Insecurity and Governance in an Age of Transition

Joseph Camilleri, 'Insecurity and Governance in an Age of Transition', in Anthony Burke and Rita Parker (eds), Global Insecurity: Futures of Global Chaos and Governance, London: Palgrave Macmillan, 2017, pp. 23-41.


Many of the threats to security are physically global in that they have global reach, whether by virtue of the destructiveness of weapon systems (e.g. nuclear arsenals), the ubiquity of the threat (e.g. climate change), or the speed with which the threat is propagated (e.g. the AIDS pandemic). But the sense of insecurity is globalised psychologically as well as physically, in part by virtue of the near instantaneous speed with which information and images are transmitted across borders. The shrinking of time and space makes possible a near universal consciousness of the scale and interconnectedness of the multiple threats to security. . .

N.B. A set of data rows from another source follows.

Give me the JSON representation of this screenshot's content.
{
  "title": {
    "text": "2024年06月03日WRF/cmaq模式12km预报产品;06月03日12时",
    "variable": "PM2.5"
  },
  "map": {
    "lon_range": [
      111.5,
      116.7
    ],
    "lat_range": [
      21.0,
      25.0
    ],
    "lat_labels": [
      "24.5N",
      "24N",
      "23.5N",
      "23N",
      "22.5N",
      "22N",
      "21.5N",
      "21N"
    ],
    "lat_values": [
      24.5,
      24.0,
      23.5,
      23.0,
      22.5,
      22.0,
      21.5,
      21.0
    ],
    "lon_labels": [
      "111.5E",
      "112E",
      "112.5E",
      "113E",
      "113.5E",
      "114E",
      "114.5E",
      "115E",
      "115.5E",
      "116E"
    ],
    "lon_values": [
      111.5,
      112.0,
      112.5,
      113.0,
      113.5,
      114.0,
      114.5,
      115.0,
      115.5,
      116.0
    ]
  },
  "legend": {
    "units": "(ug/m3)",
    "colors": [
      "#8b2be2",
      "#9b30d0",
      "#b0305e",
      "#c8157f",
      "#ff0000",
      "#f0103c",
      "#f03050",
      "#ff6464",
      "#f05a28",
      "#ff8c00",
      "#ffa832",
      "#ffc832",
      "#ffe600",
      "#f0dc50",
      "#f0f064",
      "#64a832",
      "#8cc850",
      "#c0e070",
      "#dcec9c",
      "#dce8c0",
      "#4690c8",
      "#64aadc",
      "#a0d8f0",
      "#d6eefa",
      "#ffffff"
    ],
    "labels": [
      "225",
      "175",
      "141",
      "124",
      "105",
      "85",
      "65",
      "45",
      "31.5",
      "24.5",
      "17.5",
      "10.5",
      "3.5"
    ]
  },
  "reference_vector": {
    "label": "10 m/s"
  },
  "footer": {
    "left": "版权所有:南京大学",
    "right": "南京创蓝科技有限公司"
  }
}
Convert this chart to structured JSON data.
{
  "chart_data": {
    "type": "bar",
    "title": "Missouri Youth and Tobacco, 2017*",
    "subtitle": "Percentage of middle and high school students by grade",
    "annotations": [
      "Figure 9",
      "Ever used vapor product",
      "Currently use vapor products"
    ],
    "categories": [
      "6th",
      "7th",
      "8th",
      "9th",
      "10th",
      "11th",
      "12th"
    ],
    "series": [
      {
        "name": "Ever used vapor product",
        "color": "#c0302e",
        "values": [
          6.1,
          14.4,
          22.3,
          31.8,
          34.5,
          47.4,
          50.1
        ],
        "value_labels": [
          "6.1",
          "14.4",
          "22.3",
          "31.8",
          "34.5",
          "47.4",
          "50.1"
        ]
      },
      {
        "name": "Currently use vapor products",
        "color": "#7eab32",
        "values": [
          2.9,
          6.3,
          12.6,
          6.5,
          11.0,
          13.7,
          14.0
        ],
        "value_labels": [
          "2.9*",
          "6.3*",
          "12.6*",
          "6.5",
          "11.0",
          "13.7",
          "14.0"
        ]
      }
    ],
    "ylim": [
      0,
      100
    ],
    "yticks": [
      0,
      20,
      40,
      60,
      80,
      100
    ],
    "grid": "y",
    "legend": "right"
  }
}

The kind of integrated policy response proposed here by definition requires a wholeof-governance and a whole-of-society framework within which the national state retains a central role, but one that rests on notions of inclusion rather than exclusion. . .
A whole-of-governance approach begins with the state putting its own house in order. This means sustaining a political environment conducive to collaborative interaction between the executive, legislative and judicial arms of national government. Within the executive it calls for civilian rule and effective coordination between ministries, departments and other public bodies entrusted with security related responsibilities – not just those covering foreign affairs, defence and homeland security, but also justice, health, environment, and immigration to name a few. Secondly, a whole-of-governance response to insecurity is premised on the idea that the national, provincial and municipal tiers of government have developed appropriate mechanisms for collaboration in both policy formulation and policy implementation.
A whole-of-society response to contemporary insecurities offers two distinct benefits. First, it enables a great many constituencies to give expression to their experience of insecurity. . . Secondly, and more importantly, it expands the pool of knowledge and insights that decision makers can call upon when addressing the contemporary security agenda, whether in relation to energy security and climate change, ‘border protection’ and the treatment of refugees and asylum seekers, nuclear proliferation, terrorism, human rights abuses or inter-ethnic tensions. Simply put, a whole-of-society approach can help create a political environment conducive to a more reflective and sustainable security dialogue.